电纺丝压阻式压力传感器集成在一个软球中，用于便携式，无电池监测手的握力

手部握力是评估肌肉功能和康复进展的关键生物标志物，但现有的测量系统体积庞大，价格昂贵，并且仅限于临床环境，限制了可及性。我们报告了一种便携式、低成本的监测系统，该系统使用软球形装置嵌入高灵敏度、可扩展的多壁碳纳米管（MWCNTs）增强电纺热塑性聚氨酯纳米纤维传感器。该传感器在10 N负载下显示600%的相对电流变化，并在500个周期内保持稳定性，从而实现精确的抓地力评估。该系统集成在弹性球中，通过近场通信无线传输数据，无需电池即可实现智能手机实时监控。结果证实了手间力量差异的可靠检测，证明了康复和家庭护理的临床适用性。这种可扩展的，用户友好的平台弥合了实验室级传感和实际康复之间的差距，为个性化生物力学监测提供了一个通用的解决方案。

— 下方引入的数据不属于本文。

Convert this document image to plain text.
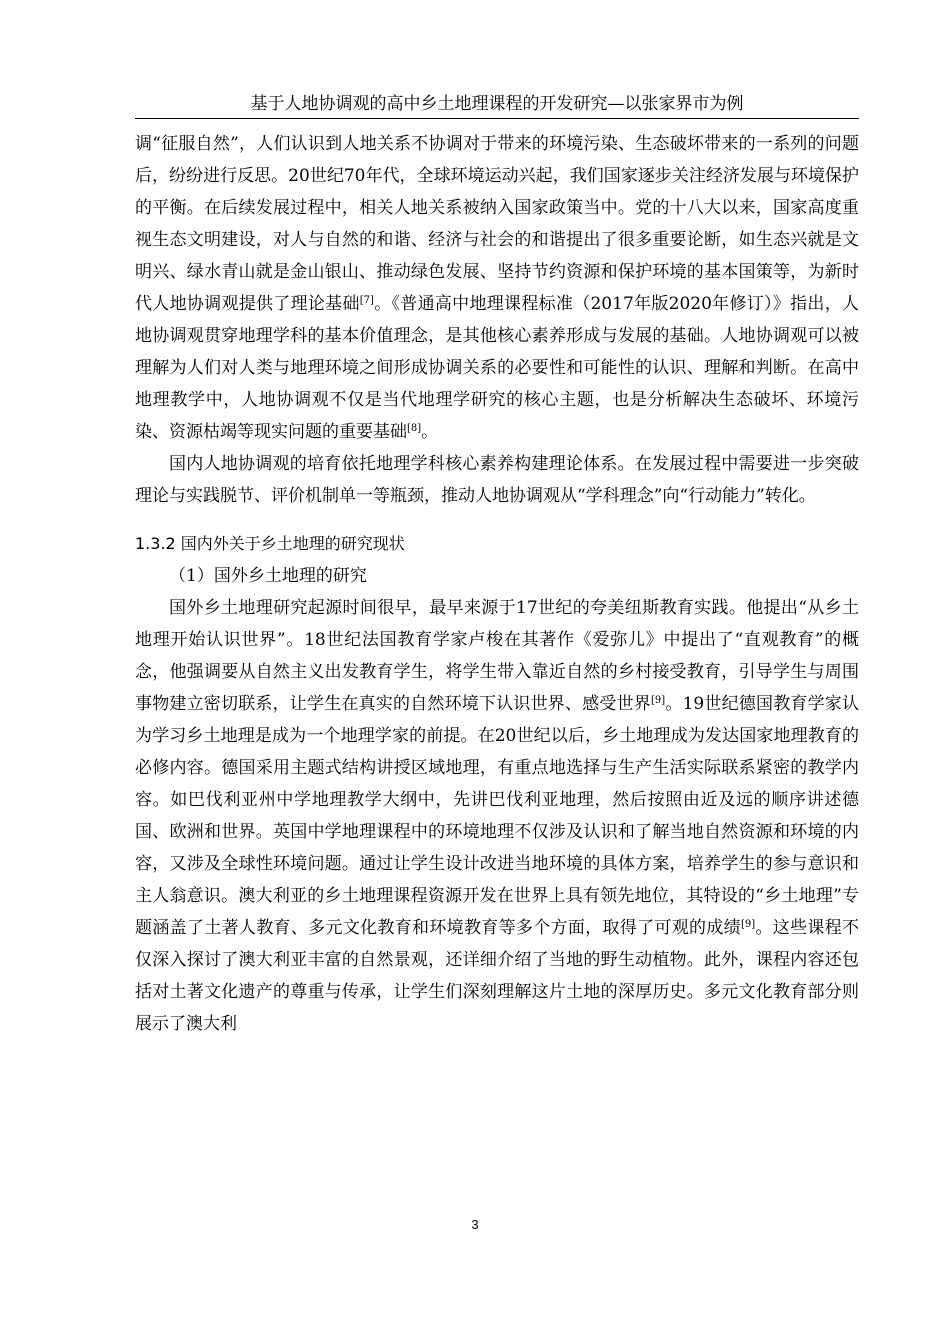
基于人地协调观的高中乡土地理课程的开发研究—以张家界市为例

调“征服自然”，人们认识到人地关系不协调对于带来的环境污染、生态破坏带来的一系列的问题后，纷纷进行反思。20世纪70年代，全球环境运动兴起，我们国家逐步关注经济发展与环境保护的平衡。在后续发展过程中，相关人地关系被纳入国家政策当中。党的十八大以来，国家高度重视生态文明建设，对人与自然的和谐、经济与社会的和谐提出了很多重要论断，如生态兴就是文明兴、绿水青山就是金山银山、推动绿色发展、坚持节约资源和保护环境的基本国策等，为新时代人地协调观提供了理论基础[7]。《普通高中地理课程标准（2017年版2020年修订）》指出，人地协调观贯穿地理学科的基本价值理念，是其他核心素养形成与发展的基础。人地协调观可以被理解为人们对人类与地理环境之间形成协调关系的必要性和可能性的认识、理解和判断。在高中地理教学中，人地协调观不仅是当代地理学研究的核心主题，也是分析解决生态破坏、环境污染、资源枯竭等现实问题的重要基础[8]。

国内人地协调观的培育依托地理学科核心素养构建理论体系。在发展过程中需要进一步突破理论与实践脱节、评价机制单一等瓶颈，推动人地协调观从“学科理念”向“行动能力”转化。

1.3.2 国内外关于乡土地理的研究现状

（1）国外乡土地理的研究

国外乡土地理研究起源时间很早，最早来源于17世纪的夸美纽斯教育实践。他提出“从乡土地理开始认识世界”。18世纪法国教育学家卢梭在其著作《爱弥儿》中提出了“直观教育”的概念，他强调要从自然主义出发教育学生，将学生带入靠近自然的乡村接受教育，引导学生与周围事物建立密切联系，让学生在真实的自然环境下认识世界、感受世界[9]。19世纪德国教育学家认为学习乡土地理是成为一个地理学家的前提。在20世纪以后，乡土地理成为发达国家地理教育的必修内容。德国采用主题式结构讲授区域地理，有重点地选择与生产生活实际联系紧密的教学内容。如巴伐利亚州中学地理教学大纲中，先讲巴伐利亚地理，然后按照由近及远的顺序讲述德国、欧洲和世界。英国中学地理课程中的环境地理不仅涉及认识和了解当地自然资源和环境的内容，又涉及全球性环境问题。通过让学生设计改进当地环境的具体方案，培养学生的参与意识和主人翁意识。澳大利亚的乡土地理课程资源开发在世界上具有领先地位，其特设的“乡土地理”专题涵盖了土著人教育、多元文化教育和环境教育等多个方面，取得了可观的成绩[9]。这些课程不仅深入探讨了澳大利亚丰富的自然景观，还详细介绍了当地的野生动植物。此外，课程内容还包括对土著文化遗产的尊重与传承，让学生们深刻理解这片土地的深厚历史。多元文化教育部分则展示了澳大利

3
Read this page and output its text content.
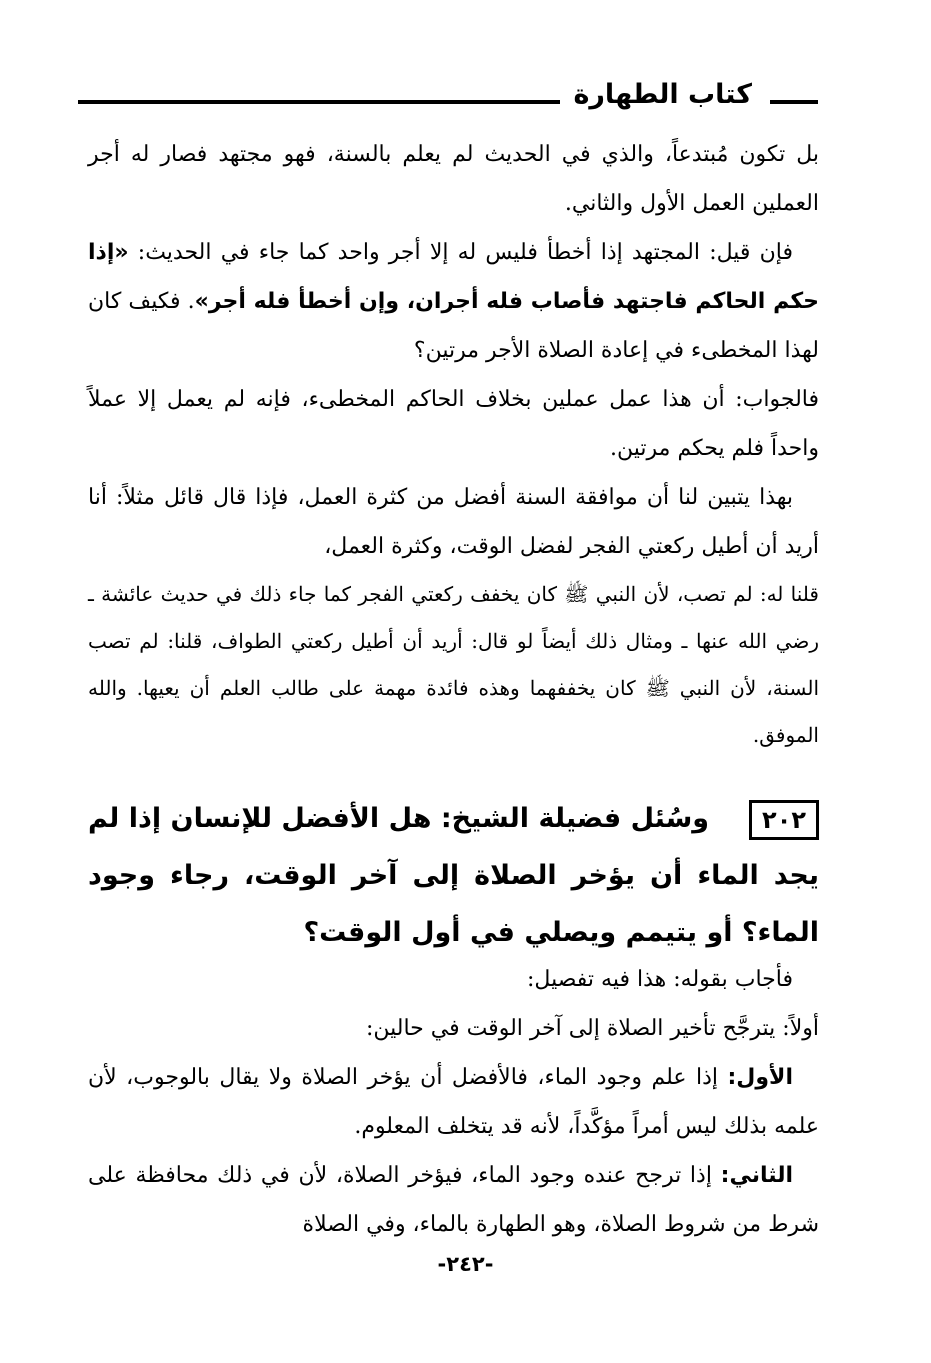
كتاب الطهارة

بل تكون مُبتدعاً، والذي في الحديث لم يعلم بالسنة، فهو مجتهد فصار له أجر العملين العمل الأول والثاني.

فإن قيل: المجتهد إذا أخطأ فليس له إلا أجر واحد كما جاء في الحديث: «إذا حكم الحاكم فاجتهد فأصاب فله أجران، وإن أخطأ فله أجر». فكيف كان لهذا المخطىء في إعادة الصلاة الأجر مرتين؟

فالجواب: أن هذا عمل عملين بخلاف الحاكم المخطىء، فإنه لم يعمل إلا عملاً واحداً فلم يحكم مرتين.

بهذا يتبين لنا أن موافقة السنة أفضل من كثرة العمل، فإذا قال قائل مثلاً: أنا أريد أن أطيل ركعتي الفجر لفضل الوقت، وكثرة العمل،

قلنا له: لم تصب، لأن النبي ﷺ كان يخفف ركعتي الفجر كما جاء ذلك في حديث عائشة ـ رضي الله عنها ـ ومثال ذلك أيضاً لو قال: أريد أن أطيل ركعتي الطواف، قلنا: لم تصب السنة، لأن النبي ﷺ كان يخففهما وهذه فائدة مهمة على طالب العلم أن يعيها. والله الموفق.

٢٠٢وسُئل فضيلة الشيخ: هل الأفضل للإنسان إذا لم يجد الماء أن يؤخر الصلاة إلى آخر الوقت، رجاء وجود الماء؟ أو يتيمم ويصلي في أول الوقت؟

فأجاب بقوله: هذا فيه تفصيل:

أولاً: يترجَّح تأخير الصلاة إلى آخر الوقت في حالين:

الأول: إذا علم وجود الماء، فالأفضل أن يؤخر الصلاة ولا يقال بالوجوب، لأن علمه بذلك ليس أمراً مؤكَّداً، لأنه قد يتخلف المعلوم.

الثاني: إذا ترجح عنده وجود الماء، فيؤخر الصلاة، لأن في ذلك محافظة على شرط من شروط الصلاة، وهو الطهارة بالماء، وفي الصلاة

-٢٤٢-
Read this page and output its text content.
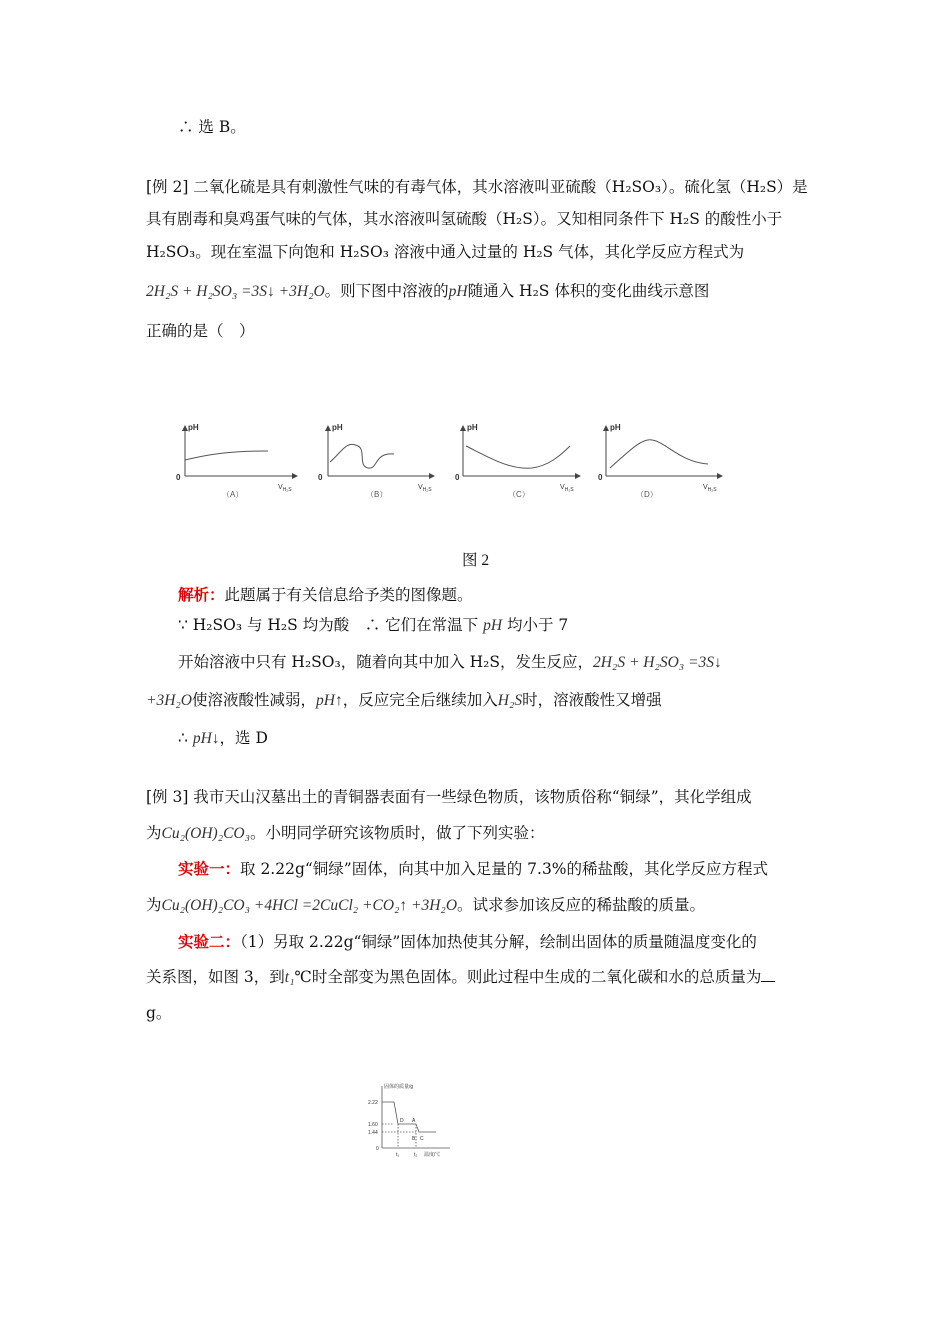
∴ 选 B。
[例 2] 二氧化硫是具有刺激性气味的有毒气体，其水溶液叫亚硫酸（H₂SO₃）。硫化氢（H₂S）是
具有剧毒和臭鸡蛋气味的气体，其水溶液叫氢硫酸（H₂S）。又知相同条件下 H₂S 的酸性小于
H₂SO₃。现在室温下向饱和 H₂SO₃ 溶液中通入过量的 H₂S 气体，其化学反应方程式为
2H₂S + H₂SO₃ =3S↓ +3H₂O。则下图中溶液的pH随通入 H₂S 体积的变化曲线示意图
正确的是（　）
pH	pH	pH	pH
0	0	0	0
$V_{H_2S}$	$V_{H_2S}$	$V_{H_2S}$	$V_{H_2S}$
（A）	（B）	（C）	（D）
图 2
解析：此题属于有关信息给予类的图像题。
∵ H₂SO₃ 与 H₂S 均为酸　∴ 它们在常温下 pH 均小于 7
开始溶液中只有 H₂SO₃，随着向其中加入 H₂S，发生反应，2H₂S + H₂SO₃ =3S↓
+3H₂O使溶液酸性减弱，pH↑，反应完全后继续加入H₂S时，溶液酸性又增强
∴ pH↓，选 D
[例 3] 我市天山汉墓出土的青铜器表面有一些绿色物质，该物质俗称“铜绿”，其化学组成
为Cu₂(OH)₂CO₃。小明同学研究该物质时，做了下列实验：
实验一：取 2.22g“铜绿”固体，向其中加入足量的 7.3%的稀盐酸，其化学反应方程式
为Cu₂(OH)₂CO₃ +4HCl =2CuCl₂ +CO₂↑ +3H₂O。试求参加该反应的稀盐酸的质量。
实验二：（1）另取 2.22g“铜绿”固体加热使其分解，绘制出固体的质量随温度变化的
关系图，如图 3，到t₁℃时全部变为黑色固体。则此过程中生成的二氧化碳和水的总质量为
g。
固体的质量/g
2.22
1.60
1.44
0
t₁	t₂ 温度/℃
D A
B C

本文章由计算机程序翻译，如有差异，请以英文原文为准。

求助全文

约1分钟内获得全文求助全文

来源期刊

Materials & Design Engineering-Mechanical Engineering

CiteScore

14.30

自引率

7.10%

发文量

1028

审稿时长

85 days

期刊介绍： Materials and Design is a multi-disciplinary journal that publishes original research reports, review articles, and express communications. The journal focuses on studying the structure and properties of inorganic and organic materials, advancements in synthesis, processing, characterization, and testing, the design of materials and engineering systems, and their applications in technology. It aims to bring together various aspects of materials science, engineering, physics, and chemistry. The journal explores themes ranging from materials to design and aims to reveal the connections between natural and artificial materials, as well as experiment and modeling. Manuscripts submitted to Materials and Design should contain elements of discovery and surprise, as they often contribute new insights into the architecture and function of matter.